This year’s virtual program included performances from local artists and youth as the city continues its commitment to social justice
On Jan. 18, the City of Davis held its 27th annual celebration honoring Dr. Martin Luther King Jr. (MLK). The program aired on DCTV Channel 15 and was broadcasted on KDRT 95.7 FM. It was available to view through January via the city of Davis YouTube channel and the Davis Media Access website.
Sponsored by the city of Davis and the Davis Human Relations Commission and with footage compiled by Davis Media Access, the program included highlights of speakers and performances from past years as well as current messages from local students.
Management Analyst with the Davis City Manager’s Office Carrie Dyer oversaw much of the event coordination and explained the impact of the ongoing stay-at-home orders.
“For this year in particular, [the coordination of the event] was a little bit different,” Dyer said. “In a typical year, the commission would have a subcommittee of maybe a few people who come together and identify speakers and performers. We hold the event at the Varsity Theater downtown. It’s often standing-room only with a number of people that we have in attendance. It really is amazing and quite moving.”
Despite the changes in venue and planning, Dyer explained that the final 2021 program is similar to the typical program in its makeup and includes memorable highlights from past years.
“The video that was compiled is actually a very similar type of line-up to what is presented at the Varsity Theatre each year,” Dyer said. “I found clips that really resonated with the community in years past. [We usually] do a nice balance of spoken word, dance and song to really appeal to all ages of audience. It’s typically about an hour and 15 minute event, and we conclude with a freedom march downtown.”
Dyer explained that the inclusion of new clips and readings from local youth was achieved in partnership with Davis schools and the local organization Parents of African American Children.
“For the poem that was read, [we] reached out [to] the junior high’s Black student union,” Dyer said. “Separate from that, there’s an organization we work with [the Parents of African American Children] every year for the MLK event. We had sent out an open call to the members and the ones [featured] in the video were children from that group.”
Chair of the city of Davis Human Relations Commission (HRC) Sheila Allen stressed the value of recognizing figures like Dr. King, and she explained some of the ways in which the Davis community is also a part of the national history in regards to racial justice.

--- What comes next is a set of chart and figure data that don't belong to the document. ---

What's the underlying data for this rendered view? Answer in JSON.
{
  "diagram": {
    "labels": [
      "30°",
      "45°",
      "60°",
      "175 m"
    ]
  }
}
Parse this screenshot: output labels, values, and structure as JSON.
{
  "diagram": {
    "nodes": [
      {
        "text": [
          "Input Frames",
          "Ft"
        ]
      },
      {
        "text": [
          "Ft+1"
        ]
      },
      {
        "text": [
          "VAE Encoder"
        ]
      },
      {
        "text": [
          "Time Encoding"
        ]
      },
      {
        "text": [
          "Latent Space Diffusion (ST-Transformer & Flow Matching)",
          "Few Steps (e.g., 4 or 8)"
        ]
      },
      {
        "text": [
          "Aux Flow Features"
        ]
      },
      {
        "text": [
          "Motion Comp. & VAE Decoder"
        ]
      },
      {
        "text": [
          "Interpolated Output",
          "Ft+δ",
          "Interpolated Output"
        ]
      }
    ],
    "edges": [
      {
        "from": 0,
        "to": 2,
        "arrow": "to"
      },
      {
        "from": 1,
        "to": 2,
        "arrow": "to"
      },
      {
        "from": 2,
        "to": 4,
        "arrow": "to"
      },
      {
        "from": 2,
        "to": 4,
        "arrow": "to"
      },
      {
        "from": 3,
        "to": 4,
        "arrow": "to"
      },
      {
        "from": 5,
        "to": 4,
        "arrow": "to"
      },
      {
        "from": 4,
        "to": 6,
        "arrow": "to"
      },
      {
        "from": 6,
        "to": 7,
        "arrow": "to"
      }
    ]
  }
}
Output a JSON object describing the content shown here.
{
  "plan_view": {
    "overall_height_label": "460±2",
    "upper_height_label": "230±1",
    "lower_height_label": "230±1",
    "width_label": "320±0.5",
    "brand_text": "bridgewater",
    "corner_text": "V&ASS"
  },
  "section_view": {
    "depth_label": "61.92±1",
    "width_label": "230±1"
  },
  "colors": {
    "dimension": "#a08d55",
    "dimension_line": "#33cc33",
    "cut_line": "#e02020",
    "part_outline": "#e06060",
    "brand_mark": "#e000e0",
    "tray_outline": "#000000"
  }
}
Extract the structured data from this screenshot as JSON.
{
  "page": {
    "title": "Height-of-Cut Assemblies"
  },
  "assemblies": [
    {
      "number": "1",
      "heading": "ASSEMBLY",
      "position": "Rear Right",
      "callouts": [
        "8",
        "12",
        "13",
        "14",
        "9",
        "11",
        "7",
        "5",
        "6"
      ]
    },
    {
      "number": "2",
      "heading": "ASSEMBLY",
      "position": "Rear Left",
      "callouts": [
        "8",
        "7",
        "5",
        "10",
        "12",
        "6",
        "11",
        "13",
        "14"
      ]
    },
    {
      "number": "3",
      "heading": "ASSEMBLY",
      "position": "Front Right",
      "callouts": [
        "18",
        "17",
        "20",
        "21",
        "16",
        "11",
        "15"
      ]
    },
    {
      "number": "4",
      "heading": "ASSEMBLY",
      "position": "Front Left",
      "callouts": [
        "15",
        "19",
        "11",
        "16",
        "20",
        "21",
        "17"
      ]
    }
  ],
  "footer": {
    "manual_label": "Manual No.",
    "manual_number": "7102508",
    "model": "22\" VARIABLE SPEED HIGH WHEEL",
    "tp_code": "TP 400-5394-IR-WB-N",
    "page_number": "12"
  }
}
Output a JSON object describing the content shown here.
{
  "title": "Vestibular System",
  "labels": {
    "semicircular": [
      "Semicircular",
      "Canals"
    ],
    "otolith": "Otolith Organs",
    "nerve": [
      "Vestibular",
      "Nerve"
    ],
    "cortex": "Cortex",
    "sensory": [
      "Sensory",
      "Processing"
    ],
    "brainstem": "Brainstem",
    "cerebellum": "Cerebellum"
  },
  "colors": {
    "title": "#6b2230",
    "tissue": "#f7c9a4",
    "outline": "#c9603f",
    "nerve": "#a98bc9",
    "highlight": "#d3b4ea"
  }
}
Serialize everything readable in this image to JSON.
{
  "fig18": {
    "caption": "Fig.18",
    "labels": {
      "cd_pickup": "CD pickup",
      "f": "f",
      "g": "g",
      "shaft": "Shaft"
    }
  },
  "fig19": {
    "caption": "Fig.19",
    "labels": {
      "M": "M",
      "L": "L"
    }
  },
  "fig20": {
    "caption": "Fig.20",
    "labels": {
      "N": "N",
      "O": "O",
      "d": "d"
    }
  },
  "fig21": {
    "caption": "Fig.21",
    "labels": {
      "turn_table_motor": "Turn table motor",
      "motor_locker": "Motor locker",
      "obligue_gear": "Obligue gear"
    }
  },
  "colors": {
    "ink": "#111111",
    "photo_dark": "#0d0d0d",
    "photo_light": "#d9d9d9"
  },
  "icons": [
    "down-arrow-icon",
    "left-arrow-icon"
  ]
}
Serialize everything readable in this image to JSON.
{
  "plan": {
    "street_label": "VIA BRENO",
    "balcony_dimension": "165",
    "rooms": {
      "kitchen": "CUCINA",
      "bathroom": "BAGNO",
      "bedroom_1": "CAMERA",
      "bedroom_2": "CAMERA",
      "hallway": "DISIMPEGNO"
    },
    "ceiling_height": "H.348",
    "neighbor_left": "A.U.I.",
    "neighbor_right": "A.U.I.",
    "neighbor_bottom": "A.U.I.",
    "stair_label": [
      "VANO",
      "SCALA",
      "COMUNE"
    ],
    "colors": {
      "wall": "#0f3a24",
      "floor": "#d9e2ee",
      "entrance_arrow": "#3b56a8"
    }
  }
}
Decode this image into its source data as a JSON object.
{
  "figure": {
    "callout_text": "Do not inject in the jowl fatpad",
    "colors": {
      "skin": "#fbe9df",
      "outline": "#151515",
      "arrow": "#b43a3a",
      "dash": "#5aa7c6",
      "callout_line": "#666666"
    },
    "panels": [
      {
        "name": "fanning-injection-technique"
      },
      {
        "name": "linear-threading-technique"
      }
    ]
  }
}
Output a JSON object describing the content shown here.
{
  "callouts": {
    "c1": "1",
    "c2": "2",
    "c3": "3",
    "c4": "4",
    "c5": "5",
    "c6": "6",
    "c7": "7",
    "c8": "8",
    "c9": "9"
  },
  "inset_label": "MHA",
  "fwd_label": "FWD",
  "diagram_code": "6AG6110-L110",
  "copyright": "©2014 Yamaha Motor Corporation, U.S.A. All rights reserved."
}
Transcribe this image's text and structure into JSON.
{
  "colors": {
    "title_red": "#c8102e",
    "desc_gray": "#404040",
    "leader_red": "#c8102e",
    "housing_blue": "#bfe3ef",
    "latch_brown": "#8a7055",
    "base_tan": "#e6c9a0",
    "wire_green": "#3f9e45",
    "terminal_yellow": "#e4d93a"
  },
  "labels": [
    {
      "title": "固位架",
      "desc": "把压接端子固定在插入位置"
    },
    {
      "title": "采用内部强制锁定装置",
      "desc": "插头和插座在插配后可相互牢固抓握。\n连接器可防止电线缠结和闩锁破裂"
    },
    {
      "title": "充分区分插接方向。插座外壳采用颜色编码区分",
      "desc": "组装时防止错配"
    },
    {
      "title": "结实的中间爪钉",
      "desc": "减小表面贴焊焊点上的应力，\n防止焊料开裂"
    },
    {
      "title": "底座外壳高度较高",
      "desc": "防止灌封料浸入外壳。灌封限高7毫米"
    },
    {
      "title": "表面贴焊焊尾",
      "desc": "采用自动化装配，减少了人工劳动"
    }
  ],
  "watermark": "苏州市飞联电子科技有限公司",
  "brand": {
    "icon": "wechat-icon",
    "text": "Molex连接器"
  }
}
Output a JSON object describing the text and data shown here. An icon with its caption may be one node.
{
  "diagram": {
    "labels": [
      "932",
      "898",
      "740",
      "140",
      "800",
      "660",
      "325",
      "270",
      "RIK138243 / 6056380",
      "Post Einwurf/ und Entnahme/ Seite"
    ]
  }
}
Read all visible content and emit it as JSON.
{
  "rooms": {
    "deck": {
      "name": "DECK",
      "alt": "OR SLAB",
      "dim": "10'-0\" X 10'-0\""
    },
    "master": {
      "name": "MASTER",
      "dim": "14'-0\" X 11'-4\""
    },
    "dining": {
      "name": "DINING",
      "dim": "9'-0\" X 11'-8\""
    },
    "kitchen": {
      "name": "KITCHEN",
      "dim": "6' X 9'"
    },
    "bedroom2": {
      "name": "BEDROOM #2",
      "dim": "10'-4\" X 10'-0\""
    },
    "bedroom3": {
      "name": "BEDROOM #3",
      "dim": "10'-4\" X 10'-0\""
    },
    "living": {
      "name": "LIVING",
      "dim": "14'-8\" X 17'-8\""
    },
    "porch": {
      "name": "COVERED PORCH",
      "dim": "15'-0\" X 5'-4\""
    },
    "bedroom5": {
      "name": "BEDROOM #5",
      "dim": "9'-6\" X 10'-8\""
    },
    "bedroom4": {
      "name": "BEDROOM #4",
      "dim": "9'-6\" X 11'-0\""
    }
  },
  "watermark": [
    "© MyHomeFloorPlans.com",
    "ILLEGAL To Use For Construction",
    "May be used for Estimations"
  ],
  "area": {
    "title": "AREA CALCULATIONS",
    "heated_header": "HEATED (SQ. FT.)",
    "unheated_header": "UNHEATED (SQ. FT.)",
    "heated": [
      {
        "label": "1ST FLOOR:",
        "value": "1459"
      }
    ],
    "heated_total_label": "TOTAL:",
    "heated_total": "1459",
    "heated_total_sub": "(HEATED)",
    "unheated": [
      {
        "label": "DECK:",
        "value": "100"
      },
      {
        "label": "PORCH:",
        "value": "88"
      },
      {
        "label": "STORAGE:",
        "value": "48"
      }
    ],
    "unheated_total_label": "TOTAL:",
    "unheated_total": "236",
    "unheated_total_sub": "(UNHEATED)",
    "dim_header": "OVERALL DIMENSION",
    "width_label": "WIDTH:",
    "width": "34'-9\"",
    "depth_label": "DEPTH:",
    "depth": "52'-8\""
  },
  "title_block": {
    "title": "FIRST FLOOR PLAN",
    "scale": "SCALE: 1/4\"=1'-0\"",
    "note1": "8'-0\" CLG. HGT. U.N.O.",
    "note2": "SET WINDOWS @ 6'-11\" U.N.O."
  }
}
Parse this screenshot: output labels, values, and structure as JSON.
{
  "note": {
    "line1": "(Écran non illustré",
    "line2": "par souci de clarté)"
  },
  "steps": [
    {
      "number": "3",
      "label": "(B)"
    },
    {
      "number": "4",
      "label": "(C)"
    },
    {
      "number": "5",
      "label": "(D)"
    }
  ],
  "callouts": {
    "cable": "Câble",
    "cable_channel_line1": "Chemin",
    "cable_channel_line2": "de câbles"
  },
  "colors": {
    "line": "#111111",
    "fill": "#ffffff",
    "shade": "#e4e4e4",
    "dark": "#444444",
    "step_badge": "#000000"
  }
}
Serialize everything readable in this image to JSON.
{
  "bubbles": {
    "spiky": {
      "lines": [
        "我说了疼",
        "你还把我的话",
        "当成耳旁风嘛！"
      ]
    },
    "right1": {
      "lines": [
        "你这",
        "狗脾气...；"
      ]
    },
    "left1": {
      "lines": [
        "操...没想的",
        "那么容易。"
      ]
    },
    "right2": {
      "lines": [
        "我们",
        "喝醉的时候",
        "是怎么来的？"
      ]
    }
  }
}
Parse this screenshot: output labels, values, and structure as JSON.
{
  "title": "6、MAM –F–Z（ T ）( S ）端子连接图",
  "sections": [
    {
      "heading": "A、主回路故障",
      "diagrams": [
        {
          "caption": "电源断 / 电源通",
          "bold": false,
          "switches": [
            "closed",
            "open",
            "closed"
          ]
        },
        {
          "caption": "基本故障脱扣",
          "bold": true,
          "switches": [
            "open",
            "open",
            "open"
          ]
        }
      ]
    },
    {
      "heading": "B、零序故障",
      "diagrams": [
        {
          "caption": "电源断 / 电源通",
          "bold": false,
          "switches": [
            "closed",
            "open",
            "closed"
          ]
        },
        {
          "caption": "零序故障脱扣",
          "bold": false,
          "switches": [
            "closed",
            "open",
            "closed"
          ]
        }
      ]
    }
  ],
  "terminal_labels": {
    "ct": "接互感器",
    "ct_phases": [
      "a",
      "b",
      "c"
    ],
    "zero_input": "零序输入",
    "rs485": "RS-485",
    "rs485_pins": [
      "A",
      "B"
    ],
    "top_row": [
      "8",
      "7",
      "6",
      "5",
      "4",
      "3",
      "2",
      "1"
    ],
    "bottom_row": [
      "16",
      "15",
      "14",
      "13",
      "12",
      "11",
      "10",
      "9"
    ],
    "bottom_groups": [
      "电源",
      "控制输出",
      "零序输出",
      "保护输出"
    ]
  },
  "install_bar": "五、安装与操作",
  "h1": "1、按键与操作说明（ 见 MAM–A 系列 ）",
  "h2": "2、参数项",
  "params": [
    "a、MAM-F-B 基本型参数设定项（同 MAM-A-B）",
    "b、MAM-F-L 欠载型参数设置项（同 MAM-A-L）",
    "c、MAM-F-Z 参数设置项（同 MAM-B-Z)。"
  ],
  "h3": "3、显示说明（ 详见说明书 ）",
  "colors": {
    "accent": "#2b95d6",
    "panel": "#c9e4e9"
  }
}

“The city of Davis, with the leadership of the HRC, honors and acknowledges the work of MLK and Cesar Chavez each year as examples of how individuals can make a positive difference in their community,” Allen said via email. “You may note in the 2021 video the ‘Freedom Singers’ leading the audience in song. This group included some of the original 27 people who chartered a bus from the Davis Community Church to Alabama on March 21, 1965 to join MLK and the Freedom Riders from Selma.”
Allen explained that support from community members for events such as the MLK Celebration have a vital role in creating the kind of cities and the kind of country we strive to be.
“We gather to remember that we all can have a role in making our city and nation a more just place,” Allen said via email.
In addition to the annual MLK Celebration, Allen explained that the HRC also hosts a celebration of Cesar Chavez at the end of March. The HRC selects local community members to recognize during the Thong Hy Huynh awards and is actively involved in facilitating community conversations on how to improve safety and policing in Davis.
“These awards recognize the local leaders in social justice and make [Davis] a more inclusive city,” Allen said via email. “We hope that the community will feel inspired and more connected and think about what they can do to make Davis a better place for all.”
City of Davis Mayor Gloria Partida provided the opening remarks for this year’s MLK Celebration and explained that it is just one example of the city of Davis’ continued dedication to providing a more equitable, safe and accepting community.
“The city has a commitment to social justice as evidenced by having three commissions devoted to ensuring the vulnerable populations of the city are heard,” Partida said via email. “The Human Relations Commission is tasked with hosting a number of events that recognize diversity. The other two commissions devoted to equity are the Police Accountability Commission and the Social Services Commission.”
In addition to these commissions, Partida explained that the city of Davis also partners with several nonprofit social justice oriented groups to support local artists and the LGBTQ+ community.
Partida described that the commitment to justice and remembrance helps to build a sense of a larger community.
“We must continue to mark our life in milestones and remember that we are a part of a large collective of humanity that gives us purpose,” Partida said via email. “Every small action done by citizens multiplies the message of standing up to injustice.”